A key innovation is a sampling scheme for rank and successor queries that guarantees correctness only along “valid backward‑search states”. Because backward search only ever visits BWT intervals that correspond to prefixes of the pattern, the index can omit many samples that would never be used, reducing space without harming speed or correctness. This relaxation principle is independent of VLB and could be applied to other CSA designs.
The VLB‑tree is further extended to encode the φ⁻¹ function, which enables reconstruction of the full SA from a single “toehold” value obtained during counting. By storing a single difference value per BWT run, φ⁻¹ can be evaluated with a predecessor query on a bitvector followed by a table lookup, keeping the overhead low. Combining the VLB‑tree for the BWT with the VLB‑tree for φ⁻¹ yields a full CSA equivalent to the r‑index.
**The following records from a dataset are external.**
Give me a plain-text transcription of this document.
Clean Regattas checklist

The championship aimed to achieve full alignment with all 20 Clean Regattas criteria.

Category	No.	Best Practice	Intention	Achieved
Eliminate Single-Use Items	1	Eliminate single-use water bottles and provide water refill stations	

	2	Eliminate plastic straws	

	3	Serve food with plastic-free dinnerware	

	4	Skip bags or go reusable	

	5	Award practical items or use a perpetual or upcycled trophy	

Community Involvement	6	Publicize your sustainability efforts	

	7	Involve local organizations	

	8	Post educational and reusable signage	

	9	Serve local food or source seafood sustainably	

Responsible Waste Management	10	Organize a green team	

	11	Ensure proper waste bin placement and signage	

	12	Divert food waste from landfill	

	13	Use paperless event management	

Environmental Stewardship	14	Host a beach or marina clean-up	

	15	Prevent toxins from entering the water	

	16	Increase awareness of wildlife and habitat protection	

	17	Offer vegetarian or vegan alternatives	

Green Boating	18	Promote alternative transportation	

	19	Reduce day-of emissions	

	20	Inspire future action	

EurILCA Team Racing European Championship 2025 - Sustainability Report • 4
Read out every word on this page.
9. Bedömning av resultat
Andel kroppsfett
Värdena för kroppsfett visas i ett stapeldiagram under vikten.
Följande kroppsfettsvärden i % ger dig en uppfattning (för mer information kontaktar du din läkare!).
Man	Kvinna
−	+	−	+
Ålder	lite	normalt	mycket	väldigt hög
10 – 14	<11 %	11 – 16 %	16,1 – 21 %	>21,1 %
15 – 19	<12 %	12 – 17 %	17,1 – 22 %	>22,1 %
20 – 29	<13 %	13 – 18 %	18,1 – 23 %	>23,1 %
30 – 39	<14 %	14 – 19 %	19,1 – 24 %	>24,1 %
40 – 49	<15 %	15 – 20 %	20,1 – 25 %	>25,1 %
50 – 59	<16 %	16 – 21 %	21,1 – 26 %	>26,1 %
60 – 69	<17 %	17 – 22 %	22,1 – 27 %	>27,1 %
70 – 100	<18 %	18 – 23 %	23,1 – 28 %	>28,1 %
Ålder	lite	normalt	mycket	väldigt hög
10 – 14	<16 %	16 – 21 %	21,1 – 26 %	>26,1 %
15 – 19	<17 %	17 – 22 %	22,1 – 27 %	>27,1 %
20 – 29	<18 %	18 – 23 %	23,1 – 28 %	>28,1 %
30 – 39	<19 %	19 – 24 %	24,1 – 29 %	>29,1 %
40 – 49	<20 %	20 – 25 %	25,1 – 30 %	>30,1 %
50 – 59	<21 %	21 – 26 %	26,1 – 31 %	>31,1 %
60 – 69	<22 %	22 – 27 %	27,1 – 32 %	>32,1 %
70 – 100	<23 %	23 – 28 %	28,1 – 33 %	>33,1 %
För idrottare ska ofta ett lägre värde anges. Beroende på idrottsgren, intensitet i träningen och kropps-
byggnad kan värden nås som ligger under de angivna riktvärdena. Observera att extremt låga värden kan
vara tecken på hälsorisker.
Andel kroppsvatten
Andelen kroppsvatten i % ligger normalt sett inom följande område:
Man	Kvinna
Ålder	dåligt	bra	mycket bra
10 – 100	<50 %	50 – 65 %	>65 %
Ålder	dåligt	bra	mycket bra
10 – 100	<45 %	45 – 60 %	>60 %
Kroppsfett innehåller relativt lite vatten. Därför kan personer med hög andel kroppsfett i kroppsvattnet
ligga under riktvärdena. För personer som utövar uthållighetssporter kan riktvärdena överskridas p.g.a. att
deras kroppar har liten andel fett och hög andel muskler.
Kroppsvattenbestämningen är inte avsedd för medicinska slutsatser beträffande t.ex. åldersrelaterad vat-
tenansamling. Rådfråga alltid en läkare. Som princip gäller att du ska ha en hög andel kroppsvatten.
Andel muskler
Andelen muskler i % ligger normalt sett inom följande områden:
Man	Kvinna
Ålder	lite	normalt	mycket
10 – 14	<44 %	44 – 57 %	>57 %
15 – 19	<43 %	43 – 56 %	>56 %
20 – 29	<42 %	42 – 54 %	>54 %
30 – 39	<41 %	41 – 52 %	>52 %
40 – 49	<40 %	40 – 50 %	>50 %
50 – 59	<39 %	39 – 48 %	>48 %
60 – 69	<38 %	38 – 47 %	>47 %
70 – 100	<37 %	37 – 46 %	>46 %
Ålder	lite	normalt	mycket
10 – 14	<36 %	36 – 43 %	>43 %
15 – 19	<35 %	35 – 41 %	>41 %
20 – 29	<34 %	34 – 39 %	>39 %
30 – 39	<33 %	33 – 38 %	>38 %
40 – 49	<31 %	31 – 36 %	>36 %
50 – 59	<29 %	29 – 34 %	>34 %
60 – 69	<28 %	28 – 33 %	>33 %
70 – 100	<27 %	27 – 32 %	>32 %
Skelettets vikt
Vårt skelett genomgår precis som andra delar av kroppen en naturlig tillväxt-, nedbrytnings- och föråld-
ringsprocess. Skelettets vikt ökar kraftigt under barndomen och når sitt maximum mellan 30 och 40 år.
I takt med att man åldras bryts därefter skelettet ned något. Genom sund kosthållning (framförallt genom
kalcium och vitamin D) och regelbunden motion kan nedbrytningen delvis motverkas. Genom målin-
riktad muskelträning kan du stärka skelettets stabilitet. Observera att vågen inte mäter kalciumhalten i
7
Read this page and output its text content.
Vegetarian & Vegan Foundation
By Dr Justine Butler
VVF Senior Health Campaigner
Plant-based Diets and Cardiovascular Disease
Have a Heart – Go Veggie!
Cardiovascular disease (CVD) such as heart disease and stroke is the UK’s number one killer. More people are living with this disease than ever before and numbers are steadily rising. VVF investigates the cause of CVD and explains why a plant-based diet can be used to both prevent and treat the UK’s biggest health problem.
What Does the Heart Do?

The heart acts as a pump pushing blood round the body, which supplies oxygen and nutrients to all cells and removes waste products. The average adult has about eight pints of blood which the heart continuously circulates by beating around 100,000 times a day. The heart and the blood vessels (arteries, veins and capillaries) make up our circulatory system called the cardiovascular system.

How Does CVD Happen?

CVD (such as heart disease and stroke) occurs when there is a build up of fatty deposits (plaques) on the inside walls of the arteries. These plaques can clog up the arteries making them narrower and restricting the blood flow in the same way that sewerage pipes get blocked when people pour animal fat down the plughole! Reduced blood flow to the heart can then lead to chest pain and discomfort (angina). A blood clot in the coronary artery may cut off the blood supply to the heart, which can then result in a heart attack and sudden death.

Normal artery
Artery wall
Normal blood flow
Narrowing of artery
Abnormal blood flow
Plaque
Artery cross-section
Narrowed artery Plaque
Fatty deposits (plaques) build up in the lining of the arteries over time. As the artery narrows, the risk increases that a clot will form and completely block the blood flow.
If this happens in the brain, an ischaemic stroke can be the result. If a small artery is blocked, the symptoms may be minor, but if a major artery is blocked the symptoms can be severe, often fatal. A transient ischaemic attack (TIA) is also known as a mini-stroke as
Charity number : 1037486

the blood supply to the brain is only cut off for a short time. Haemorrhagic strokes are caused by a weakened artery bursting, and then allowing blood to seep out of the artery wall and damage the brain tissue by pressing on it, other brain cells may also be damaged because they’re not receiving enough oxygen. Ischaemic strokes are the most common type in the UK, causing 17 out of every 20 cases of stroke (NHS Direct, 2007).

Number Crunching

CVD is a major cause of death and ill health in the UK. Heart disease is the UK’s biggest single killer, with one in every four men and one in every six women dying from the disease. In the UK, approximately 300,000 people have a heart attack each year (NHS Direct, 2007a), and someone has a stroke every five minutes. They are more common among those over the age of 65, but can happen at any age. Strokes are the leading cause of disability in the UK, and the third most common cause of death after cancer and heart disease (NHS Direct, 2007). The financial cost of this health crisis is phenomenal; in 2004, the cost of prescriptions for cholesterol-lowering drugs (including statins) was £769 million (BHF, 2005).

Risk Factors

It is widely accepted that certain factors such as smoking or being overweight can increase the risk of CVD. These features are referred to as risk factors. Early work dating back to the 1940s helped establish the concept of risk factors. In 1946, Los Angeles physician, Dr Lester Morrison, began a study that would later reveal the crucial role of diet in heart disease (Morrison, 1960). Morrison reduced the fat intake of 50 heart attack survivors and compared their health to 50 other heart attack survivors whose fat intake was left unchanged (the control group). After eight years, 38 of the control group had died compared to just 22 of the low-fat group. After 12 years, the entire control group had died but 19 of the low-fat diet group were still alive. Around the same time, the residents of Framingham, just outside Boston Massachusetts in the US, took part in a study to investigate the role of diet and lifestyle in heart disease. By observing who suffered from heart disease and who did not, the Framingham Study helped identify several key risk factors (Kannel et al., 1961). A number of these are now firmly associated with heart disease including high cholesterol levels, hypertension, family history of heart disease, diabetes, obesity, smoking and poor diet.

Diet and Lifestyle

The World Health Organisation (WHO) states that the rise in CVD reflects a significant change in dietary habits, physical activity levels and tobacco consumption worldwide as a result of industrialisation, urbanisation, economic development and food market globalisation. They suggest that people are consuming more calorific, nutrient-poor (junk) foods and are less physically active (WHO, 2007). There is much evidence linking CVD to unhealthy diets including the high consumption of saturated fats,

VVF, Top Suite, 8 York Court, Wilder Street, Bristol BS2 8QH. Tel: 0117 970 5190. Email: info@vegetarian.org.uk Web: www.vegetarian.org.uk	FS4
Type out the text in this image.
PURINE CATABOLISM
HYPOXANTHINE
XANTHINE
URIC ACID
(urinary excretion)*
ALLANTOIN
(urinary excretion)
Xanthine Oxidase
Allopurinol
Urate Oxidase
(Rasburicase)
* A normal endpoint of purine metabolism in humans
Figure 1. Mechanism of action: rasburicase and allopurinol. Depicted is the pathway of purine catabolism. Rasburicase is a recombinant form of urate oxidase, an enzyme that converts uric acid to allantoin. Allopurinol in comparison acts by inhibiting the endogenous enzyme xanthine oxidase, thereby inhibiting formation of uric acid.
By subsampling the SA samples in dense regions, the authors obtain a subsampled r‑index (sr‑index) that retains the cache‑friendly hierarchical layout while matching the space of the original sr‑index.
Experimental evaluation on ten real‑world genomic datasets and five version‑control repositories compares VLB‑based structures against the r‑index, the subsampled r‑index, and the recent “move” data structure. VLB‑run‑length BWT achieves up to a 2× reduction in space relative to the r‑index, while VLB‑sr‑index uses roughly the same space as Cobas et al.’s sr‑index. Query performance improves dramatically: count queries are 4.8–5.5× faster, and locate queries are 8.9–9.8× faster than the best existing alternatives. The move structure remains faster in raw time but requires 2.5–8.3× more memory, making VLB the more balanced choice. Cache‑miss profiling confirms that the hierarchical block layout yields superior locality, which is the primary source of the speedup.
In summary, Variable‑Length Blocking provides a principled method to reallocate indexing bits from highly compressible BWT regions to those that are hard to compress, achieving a CSA that is both space‑efficient and fast. The approach is especially suited for massive, moderately repetitive collections where traditional r‑index variants either waste space or suffer from slow queries. Future work may explore external‑memory adaptations, dynamic updates, and applying the “valid‑state‑only” sampling to other compressed indexing frameworks.